Session: Dielectrics for Novel Devices and Process Integration
Presenter: DoYeung Yoon, Seoul National University, Korea
Authors: D.Y. Yoon, Seoul National University, Korea
J.H. Sim, Seoul National University, Korea
M. Liu, University of Michigan
H.W. Ro, National Institute of Standards and Technology
C.L. Soles, National Institute of Standards and Technology
D.W. Gidley, University of Michigan
Correspondent: Click to Email
Novel organosilicate polymers are prepared using porogen bridged comonomers for ultralow-dielectric constant insulator applications. We synthesize silsesquioxane based terpolymers with methyltrimethoxysilane, ethylene bridged silane (1,2-bis(triethoxysilyl)ethane) and a porogen bridged silane comonomer via sol-gel reaction. The conventional route to generate nanoporous organosilicate films is to blend in a low molecular mass porogen that phase separates from the organosilicate network into isolated nanoscale domains that template the pores. However, using this approach it is difficult to achieve isolated nanopores with diameters below 2 nm when the total porosity becomes greater than 20 % by volume, which is essential for obtaining ultralow-k ( k<2.2 ) films. Our novel approach here is to covalently tether the both terminal ends of linear organic porogen to the trialkoxysilane monomers. This helps minimize the phase separation of the porogen during the thermal curing process of organosilicate polymers and keeps the resultant pores both smaller and less interconnected. For comparison we also prepare an analogous grafted version of this terpolymer series where only one end of the linear porogen is tethered to a trialkoxysilane monomer. The pore structures and porosities of this series of bridged and grafted porogen films are fully characterized with positron annihilation lifetime spectroscopy (PALS) and X-ray porosimetry (XRP).

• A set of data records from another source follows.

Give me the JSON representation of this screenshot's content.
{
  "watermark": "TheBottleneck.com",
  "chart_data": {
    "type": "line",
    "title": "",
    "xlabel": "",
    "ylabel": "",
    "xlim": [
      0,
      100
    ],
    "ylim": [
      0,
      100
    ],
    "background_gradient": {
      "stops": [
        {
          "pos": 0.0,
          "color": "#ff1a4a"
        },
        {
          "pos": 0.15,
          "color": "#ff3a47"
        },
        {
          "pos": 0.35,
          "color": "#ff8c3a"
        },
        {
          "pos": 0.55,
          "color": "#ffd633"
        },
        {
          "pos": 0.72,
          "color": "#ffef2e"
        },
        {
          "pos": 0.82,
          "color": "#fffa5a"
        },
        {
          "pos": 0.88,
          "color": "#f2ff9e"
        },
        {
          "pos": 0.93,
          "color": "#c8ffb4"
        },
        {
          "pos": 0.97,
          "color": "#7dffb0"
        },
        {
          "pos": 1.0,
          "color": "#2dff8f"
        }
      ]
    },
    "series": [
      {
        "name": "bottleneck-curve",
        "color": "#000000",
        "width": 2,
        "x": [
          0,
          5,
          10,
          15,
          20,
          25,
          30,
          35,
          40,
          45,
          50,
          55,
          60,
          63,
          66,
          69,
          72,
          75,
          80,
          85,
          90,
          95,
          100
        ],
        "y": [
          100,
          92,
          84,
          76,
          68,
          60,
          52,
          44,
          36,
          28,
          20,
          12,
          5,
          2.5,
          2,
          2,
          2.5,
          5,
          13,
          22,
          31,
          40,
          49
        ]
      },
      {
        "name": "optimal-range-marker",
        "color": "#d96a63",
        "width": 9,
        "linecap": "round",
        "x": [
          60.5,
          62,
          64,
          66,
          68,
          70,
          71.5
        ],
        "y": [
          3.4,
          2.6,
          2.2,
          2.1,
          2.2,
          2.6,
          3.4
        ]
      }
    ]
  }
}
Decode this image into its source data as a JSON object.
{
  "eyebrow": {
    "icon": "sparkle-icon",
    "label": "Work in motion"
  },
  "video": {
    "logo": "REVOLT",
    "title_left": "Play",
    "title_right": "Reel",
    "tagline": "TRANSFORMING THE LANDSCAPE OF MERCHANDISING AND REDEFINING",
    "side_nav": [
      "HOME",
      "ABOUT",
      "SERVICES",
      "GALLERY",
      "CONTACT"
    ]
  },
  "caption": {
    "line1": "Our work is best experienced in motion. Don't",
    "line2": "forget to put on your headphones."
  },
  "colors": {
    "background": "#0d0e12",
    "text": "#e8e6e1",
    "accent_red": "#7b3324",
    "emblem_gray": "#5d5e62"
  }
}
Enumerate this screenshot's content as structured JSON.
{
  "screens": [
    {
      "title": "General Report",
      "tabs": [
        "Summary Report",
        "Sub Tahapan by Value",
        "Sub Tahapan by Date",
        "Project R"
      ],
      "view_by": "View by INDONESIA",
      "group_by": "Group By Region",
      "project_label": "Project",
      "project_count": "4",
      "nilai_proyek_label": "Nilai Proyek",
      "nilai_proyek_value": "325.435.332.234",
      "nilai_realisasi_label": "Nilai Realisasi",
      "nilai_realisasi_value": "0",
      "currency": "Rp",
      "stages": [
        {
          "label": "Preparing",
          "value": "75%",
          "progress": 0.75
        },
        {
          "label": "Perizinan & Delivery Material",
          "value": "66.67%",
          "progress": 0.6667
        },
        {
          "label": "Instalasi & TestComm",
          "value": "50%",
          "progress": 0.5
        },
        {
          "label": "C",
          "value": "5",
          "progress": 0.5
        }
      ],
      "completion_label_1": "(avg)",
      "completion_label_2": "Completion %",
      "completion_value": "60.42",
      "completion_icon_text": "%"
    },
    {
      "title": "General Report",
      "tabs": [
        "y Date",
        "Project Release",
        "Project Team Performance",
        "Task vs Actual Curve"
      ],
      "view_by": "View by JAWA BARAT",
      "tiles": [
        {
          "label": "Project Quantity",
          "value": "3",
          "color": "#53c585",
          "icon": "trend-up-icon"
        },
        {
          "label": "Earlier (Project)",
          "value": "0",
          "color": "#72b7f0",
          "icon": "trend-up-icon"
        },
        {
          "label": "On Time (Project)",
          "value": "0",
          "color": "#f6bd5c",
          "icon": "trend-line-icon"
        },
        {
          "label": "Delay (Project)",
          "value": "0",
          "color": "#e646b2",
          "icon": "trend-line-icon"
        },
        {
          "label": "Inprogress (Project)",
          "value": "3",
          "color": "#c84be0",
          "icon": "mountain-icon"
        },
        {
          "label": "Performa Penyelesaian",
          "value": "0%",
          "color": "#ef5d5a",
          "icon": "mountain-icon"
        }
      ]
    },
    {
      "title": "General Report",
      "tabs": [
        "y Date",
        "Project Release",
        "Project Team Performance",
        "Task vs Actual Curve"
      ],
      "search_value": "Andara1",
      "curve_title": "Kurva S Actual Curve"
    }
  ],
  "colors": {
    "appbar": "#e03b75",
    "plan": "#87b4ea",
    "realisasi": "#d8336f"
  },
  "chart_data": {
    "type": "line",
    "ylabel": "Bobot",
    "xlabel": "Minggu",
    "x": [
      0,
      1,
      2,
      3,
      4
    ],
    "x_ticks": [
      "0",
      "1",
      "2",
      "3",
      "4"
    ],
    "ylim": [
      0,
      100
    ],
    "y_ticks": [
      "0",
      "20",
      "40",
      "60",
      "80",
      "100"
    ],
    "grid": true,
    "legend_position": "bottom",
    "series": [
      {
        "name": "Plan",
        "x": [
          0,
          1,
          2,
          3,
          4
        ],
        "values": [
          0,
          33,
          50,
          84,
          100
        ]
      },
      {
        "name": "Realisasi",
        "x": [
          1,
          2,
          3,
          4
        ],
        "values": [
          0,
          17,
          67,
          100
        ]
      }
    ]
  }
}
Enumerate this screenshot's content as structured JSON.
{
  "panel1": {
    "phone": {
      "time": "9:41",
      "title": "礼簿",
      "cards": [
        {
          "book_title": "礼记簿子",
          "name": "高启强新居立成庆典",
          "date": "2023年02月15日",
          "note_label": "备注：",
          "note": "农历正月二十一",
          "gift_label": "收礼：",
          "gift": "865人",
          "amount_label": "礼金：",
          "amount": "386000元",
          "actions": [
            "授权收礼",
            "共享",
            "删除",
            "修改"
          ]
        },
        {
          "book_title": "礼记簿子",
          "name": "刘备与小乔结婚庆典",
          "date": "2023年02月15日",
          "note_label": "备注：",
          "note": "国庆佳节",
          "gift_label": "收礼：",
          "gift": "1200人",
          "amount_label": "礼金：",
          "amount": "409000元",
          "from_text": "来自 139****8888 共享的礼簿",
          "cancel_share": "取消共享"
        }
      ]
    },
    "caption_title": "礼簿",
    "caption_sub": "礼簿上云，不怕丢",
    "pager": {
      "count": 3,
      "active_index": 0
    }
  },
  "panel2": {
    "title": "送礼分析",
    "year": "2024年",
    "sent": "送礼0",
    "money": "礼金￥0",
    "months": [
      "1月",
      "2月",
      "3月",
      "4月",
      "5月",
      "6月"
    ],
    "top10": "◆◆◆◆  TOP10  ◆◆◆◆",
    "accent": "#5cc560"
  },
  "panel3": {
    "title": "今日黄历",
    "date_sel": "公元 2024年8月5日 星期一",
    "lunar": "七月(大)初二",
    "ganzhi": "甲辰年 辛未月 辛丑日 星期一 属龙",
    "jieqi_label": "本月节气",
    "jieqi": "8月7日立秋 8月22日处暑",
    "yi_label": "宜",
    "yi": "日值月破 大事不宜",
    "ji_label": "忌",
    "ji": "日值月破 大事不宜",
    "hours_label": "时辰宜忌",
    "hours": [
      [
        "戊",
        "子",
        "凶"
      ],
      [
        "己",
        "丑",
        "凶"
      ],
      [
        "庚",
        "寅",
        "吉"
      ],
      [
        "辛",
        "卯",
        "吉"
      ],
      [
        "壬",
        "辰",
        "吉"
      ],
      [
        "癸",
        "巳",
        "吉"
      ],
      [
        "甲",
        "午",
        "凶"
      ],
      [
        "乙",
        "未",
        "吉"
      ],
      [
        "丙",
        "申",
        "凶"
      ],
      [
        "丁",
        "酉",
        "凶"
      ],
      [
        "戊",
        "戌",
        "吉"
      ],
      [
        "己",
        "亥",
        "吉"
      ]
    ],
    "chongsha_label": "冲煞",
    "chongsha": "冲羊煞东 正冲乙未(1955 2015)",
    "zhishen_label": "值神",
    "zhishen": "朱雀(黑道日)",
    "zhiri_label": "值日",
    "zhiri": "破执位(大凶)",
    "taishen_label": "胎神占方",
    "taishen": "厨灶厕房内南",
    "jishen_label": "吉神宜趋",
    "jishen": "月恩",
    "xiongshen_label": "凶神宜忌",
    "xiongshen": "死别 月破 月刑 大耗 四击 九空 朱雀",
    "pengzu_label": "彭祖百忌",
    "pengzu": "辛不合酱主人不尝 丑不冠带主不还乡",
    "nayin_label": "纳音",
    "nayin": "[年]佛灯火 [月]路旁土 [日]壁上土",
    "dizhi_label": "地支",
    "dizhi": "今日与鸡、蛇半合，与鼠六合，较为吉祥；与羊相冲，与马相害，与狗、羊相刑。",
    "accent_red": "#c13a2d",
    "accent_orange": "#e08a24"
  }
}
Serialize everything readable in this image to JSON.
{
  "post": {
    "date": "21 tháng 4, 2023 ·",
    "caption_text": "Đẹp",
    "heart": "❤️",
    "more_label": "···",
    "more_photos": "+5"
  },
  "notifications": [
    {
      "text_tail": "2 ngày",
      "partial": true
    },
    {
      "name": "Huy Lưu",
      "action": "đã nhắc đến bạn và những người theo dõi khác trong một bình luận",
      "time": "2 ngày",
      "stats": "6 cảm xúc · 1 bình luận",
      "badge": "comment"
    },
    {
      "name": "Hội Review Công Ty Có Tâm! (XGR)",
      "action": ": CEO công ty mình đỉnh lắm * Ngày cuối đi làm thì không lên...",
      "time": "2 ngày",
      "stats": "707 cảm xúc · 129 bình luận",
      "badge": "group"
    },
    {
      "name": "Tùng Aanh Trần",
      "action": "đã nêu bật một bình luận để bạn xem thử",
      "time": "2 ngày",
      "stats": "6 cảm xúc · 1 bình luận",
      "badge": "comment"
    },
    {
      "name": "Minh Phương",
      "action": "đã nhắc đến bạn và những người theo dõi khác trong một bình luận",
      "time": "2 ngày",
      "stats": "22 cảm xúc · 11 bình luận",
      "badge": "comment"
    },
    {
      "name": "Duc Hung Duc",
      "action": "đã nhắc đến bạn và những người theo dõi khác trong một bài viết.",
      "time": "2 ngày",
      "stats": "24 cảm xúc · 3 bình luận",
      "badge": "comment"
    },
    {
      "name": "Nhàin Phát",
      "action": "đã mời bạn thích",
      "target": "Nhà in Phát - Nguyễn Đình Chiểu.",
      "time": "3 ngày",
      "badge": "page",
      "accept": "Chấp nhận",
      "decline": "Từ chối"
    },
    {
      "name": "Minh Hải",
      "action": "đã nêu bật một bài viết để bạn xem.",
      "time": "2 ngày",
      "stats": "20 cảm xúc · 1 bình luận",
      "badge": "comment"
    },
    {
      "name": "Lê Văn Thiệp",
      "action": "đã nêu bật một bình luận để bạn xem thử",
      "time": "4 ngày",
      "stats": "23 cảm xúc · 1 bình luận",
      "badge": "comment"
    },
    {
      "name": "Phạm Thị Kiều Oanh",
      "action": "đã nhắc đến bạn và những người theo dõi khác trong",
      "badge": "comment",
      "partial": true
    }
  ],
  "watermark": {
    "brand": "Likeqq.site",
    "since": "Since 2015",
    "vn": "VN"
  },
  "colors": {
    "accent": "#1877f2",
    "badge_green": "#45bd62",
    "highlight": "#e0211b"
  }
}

The resulting nanoporous films from the porogen bridged organosilicate polymers show much smaller pore sizes (1 nm to 2 nm), reduced interconnectivity of the pore structure, and superior mechanical properties in comparison with their analogs using the porogen grafting approach, especially at the high porosities (ca. 30 %) that are relevant for ultralow-k (2.0 to 2.2) insulators for advanced microprocessor applications.